D'une part, les inspecteurs sanitaires européens insistent sur des contrôles plus nombreux et plus stricts de la qualité des aliments importés. Cela est en partie demandé par les agriculteurs et leurs organisations agricoles pour limiter la concurrence étrangère en dehors de l'UE.
D'autre part, les fédérations d'agriculteurs pressent Bruxelles d'assouplir les règles et critères pour leur propre usage des pesticides en agriculture. Après plusieurs années de politique du Green Deal, de nombreuses règles et critères en faveur des entreprises sont désormais assouplis ou même totalement supprimés dans l'UE.
Contrôles stricts
Un obstacle important à un accord commercial avec l'Inde réside dans le contrôle intensif de certains produits agricoles indiens. Selon le produit, vingt à cinquante pour cent des envois sont contrôlés avant d'être commercialisés sur le marché européen.
Promotion
Outre les résidus de pesticides, des contaminations bactériennes et fongiques ainsi que des insuffisances dans la certification et l'étiquetage sont également évoquées comme motifs de refus. La plupart des rejets ne sont toutefois pas directement liés à la présence de résidus de pesticides détectés.
Sécurité alimentaire
Ces contrôles supplémentaires ont des effets directs sur le commerce : des temps d'attente plus longs à la frontière, des coûts plus élevés pour les exportateurs et davantage d'incertitudes concernant la livraison. C'est pourquoi en Inde grandit la conviction qu'il faut discuter non seulement des tarifs et de l'accès au marché, mais aussi de la manière dont les règles européennes de sécurité alimentaire sont appliquées.

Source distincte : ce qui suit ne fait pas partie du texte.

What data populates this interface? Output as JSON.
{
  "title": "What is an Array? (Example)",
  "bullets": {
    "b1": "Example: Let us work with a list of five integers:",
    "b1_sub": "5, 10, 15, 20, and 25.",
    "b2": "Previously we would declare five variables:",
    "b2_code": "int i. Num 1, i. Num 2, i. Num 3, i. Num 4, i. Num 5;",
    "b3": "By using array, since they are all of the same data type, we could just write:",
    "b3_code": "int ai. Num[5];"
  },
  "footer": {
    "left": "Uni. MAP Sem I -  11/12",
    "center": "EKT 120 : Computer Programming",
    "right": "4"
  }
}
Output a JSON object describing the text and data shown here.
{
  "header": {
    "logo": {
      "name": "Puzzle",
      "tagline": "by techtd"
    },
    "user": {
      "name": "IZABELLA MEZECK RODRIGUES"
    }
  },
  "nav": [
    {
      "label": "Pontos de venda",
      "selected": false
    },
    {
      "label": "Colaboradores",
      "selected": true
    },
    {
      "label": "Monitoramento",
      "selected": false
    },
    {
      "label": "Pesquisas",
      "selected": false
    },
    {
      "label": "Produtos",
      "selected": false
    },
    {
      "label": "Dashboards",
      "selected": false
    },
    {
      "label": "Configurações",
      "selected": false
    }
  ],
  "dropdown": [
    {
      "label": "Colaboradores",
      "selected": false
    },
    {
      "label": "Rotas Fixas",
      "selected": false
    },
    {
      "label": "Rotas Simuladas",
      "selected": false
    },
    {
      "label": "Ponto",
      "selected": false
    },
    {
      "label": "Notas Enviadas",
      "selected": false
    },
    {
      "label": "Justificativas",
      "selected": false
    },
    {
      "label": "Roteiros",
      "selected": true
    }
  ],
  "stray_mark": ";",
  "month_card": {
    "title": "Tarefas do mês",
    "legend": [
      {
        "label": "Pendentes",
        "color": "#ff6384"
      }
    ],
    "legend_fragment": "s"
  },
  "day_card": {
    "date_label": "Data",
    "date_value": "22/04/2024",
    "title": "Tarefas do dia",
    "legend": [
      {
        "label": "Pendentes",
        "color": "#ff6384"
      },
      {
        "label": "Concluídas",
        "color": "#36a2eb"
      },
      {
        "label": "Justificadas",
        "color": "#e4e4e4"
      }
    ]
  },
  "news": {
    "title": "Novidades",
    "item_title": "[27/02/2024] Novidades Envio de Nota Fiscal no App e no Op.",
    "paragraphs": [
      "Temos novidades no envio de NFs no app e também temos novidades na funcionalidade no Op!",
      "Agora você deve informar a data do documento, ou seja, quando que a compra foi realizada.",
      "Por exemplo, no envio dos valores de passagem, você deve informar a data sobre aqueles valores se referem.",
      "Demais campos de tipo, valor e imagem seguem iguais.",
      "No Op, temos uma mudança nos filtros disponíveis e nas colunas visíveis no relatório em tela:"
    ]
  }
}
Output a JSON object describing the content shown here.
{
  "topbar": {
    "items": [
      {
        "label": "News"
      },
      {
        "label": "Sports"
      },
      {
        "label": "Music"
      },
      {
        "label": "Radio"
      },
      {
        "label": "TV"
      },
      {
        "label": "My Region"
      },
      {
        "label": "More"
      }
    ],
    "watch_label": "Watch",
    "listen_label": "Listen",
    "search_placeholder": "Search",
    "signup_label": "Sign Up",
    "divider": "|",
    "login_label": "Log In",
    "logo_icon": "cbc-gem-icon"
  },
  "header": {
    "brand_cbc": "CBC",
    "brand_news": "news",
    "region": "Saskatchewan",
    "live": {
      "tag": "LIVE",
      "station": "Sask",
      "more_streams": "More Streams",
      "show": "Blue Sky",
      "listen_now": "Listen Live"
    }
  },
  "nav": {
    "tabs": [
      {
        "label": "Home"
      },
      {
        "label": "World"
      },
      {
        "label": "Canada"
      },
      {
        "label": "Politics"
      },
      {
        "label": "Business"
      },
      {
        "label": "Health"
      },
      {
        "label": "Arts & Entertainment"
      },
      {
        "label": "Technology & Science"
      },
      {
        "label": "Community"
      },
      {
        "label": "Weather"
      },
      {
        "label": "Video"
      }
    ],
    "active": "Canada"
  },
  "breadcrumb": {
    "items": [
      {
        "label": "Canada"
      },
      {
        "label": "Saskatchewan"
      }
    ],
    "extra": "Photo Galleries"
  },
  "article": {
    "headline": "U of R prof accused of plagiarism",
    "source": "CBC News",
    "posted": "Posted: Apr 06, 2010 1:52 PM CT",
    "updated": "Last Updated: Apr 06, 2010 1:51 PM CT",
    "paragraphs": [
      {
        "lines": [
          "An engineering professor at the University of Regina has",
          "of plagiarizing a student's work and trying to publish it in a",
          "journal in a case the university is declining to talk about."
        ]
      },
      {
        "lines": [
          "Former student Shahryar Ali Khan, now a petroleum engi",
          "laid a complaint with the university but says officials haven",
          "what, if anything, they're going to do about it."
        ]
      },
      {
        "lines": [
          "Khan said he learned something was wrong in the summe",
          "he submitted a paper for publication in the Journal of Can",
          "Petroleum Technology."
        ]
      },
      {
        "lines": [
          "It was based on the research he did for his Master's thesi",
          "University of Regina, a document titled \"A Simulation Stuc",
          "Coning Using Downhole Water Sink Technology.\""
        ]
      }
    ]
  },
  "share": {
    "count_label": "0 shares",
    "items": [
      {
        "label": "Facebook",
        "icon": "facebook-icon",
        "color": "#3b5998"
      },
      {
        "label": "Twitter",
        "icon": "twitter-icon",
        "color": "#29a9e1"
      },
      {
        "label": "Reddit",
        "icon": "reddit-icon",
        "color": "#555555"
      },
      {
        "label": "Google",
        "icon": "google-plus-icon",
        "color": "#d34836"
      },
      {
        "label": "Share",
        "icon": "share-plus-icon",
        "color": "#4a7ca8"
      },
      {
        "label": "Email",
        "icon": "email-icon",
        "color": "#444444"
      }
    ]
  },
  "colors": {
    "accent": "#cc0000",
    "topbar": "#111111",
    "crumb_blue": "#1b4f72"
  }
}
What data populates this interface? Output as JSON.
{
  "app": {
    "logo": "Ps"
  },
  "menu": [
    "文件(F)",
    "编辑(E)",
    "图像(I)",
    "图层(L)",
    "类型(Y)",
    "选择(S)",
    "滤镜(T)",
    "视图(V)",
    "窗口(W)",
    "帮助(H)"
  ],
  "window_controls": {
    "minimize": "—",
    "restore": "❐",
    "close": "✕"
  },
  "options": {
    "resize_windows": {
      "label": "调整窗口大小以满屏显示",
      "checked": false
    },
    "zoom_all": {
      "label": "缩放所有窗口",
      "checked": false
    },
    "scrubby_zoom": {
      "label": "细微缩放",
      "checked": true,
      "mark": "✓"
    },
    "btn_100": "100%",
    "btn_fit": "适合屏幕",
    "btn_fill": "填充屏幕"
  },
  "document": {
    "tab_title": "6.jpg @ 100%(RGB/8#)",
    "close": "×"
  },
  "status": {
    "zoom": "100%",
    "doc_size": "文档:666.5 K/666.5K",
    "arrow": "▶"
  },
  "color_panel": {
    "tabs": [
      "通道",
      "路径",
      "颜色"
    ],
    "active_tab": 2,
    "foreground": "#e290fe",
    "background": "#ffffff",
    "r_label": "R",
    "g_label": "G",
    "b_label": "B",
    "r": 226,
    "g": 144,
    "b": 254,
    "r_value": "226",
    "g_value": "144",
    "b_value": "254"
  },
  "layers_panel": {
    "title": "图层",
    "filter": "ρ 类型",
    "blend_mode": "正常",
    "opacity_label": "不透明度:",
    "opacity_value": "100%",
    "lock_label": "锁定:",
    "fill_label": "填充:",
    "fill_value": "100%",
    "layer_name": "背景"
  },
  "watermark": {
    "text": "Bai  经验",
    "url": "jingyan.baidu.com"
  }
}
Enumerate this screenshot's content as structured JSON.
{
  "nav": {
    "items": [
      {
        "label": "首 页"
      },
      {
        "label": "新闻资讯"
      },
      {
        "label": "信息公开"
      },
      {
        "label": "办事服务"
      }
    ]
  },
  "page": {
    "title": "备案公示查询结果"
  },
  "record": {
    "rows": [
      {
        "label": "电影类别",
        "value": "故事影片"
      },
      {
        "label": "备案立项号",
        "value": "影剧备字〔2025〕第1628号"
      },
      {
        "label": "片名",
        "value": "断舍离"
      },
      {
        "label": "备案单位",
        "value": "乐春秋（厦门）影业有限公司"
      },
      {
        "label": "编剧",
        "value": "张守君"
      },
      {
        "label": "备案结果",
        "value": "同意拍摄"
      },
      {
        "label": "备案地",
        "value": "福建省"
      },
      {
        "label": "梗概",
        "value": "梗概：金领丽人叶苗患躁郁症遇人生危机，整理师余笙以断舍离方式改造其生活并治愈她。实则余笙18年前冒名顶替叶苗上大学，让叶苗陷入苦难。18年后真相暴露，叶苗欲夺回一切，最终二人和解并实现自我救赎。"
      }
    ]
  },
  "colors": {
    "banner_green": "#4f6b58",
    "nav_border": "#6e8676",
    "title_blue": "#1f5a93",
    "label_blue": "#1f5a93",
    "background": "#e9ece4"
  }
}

Sans solutions pratiques d'exécution, les avantages d'un accord commercial risquent, selon des économistes indiens, de rester limités. Parallèlement, Bruxelles appelle à améliorer le contrôle de la qualité en Inde.
Amélioration
On met notamment l'accent sur un meilleur système de contrôle, depuis la culture jusqu'à l'exportation, avec davantage de contrôles, une meilleure traçabilité, des laboratoires reconnus et un respect plus strict des règles. Ce n'est qu'ainsi que l'Inde pourra satisfaire aux exigences européennes actuelles.
Entre-temps, un débat totalement différent émerge au sein des instances de l'UE sur l'utilisation des pesticides. Les organisations agricoles et les représentants de l'industrie chimique s'associent pour demander un assouplissement des règles européennes. Ils affirment que les agriculteurs au sein de l'UE ne doivent pas être plus pénalisés que leurs concurrents dans les pays hors UE.
Biologique
Dans le même temps, des alternatives à la protection chimique des cultures sont recherchées. Ainsi, des projets pour développer des solutions biologiques visant à réduire l'utilisation des substances chimiques sont en cours. Cela montre que des visions très diverses coexistent en Europe et au-delà quant à l'avenir de la protection des cultures et aux conditions dans lesquelles les produits agricoles peuvent être commercialisés internationalement.